Weeks later, Slovakia’s drug regulator publicly questioned the Russian vaccine and suggested there might be serious quality problems with its manufacture. The agency also said its delivered doses of Sputnik V appeared to be different than those reviewed by The Lancet.
That sparked a series of caustic posts from the RDIF-run Twitter handle, which called the Slovak announcement “fake news” and accused the agency of “an act of sabotage,” but did not provide evidence for either claim. It also demanded all the Russian doses be returned.
Vaccine contracts are often shielded from public view, Bucci said; Slovakia’s with Sputnik V was no exception.
“The problem was that it was signed before anyone could agree on it,” Bucci said.
The other issue clouding Sputnik V successes is production.
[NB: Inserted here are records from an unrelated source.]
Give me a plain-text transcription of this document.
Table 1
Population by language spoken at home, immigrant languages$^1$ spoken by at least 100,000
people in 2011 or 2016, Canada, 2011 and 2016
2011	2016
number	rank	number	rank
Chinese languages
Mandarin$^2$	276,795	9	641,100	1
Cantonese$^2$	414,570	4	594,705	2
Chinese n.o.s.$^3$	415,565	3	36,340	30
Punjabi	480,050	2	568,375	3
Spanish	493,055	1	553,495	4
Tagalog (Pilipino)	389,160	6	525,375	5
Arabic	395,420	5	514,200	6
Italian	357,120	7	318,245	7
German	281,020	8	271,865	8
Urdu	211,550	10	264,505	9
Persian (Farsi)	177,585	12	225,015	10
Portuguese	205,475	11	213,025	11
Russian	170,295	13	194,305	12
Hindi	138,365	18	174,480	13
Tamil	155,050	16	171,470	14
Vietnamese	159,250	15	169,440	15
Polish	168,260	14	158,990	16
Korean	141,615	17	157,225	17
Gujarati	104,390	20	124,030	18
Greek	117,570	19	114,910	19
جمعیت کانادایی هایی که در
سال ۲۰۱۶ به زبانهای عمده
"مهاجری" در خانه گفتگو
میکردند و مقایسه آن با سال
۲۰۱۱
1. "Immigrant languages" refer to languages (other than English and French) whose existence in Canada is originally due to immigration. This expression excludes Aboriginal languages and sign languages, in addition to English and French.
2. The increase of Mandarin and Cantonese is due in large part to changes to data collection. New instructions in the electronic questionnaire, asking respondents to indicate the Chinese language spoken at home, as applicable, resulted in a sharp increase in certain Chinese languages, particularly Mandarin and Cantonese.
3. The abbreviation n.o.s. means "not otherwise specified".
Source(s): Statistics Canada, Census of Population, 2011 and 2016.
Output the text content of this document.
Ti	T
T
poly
Experts say Russia does not have the manufacturing capability to ramp up production to meet national demands for vaccinating the Russian population and also fulfill foreign orders, and that has resulted in some supply shortages.
It’s also resulted in the unusual situation of Russia having to import its own vaccine from foreign manufacturers, which include India and South Korea, something Dmitriyev pointed out to Putin.
“According to our assessment, we believe that Russia is not only one of the current leaders in the world in terms of vaccination rates, but we can provide vaccines to all people in Russia who want to be vaccinated before June using the production capacities in Russia and abroad,” he asserted.
In fact, Russia is not a leader in vaccination rates. Despite having a four-month jump on other countries’ vaccinations efforts, Russia — as of the first week in April — had given at least one dose of a vaccine to only around 6 percent of its population.
By comparison, more than 48 percent of Britain’s population has received at least one shot; in the United States, the figure is 37 percent; in Germany and France, the percentage is around 15 percent.
“The main factor is production: They need desperately to scale up production, and it is unclear to me and others whether they can fix this,” Bucci said.
Public opinion polls show Russians deeply skeptical of vaccines in general — as much as 60 percent of the population.
“What ended up happening is two problems simultaneously,” Vlassov told RFE/RL. “The research was done at a very high level, research for the vaccine. But at the same time, evidently there were many elements of the research, analysis, and data that weren’t done at the same level, at a comparable level to Western counterparts.
“The second problem: marketing, unfortunately. Marketing is an incomplete science” in Russia, he said.
Also in contrast to the RDIF’s aggressive marketing outside of Russia, there are few signs of a mass-marketing or public-relations campaign within Russia. A handful of billboards have popped up in some Russian cities, featuring photographs of doctors exhorting Russians to get vaccinated.
Given the Kremlin’s control over the dominant TV channels and its influence with major national publications, the lack of a concerted national advertising campaign has perplexed observers. So has Putin’s reluctance to get his vaccine in public, before photographers and TV cameras — an easy way to promote the effort.
In general, Vlassov said, even if there was a concerted marketing campaign within Russia, it would probably have a hard time overcoming the biggest obstacle: “In general, Russians don’t trust the government. They don’t trust state institutes, agencies,” he said. “In my opinion, it is the major reason for anti-vaccine behavior.”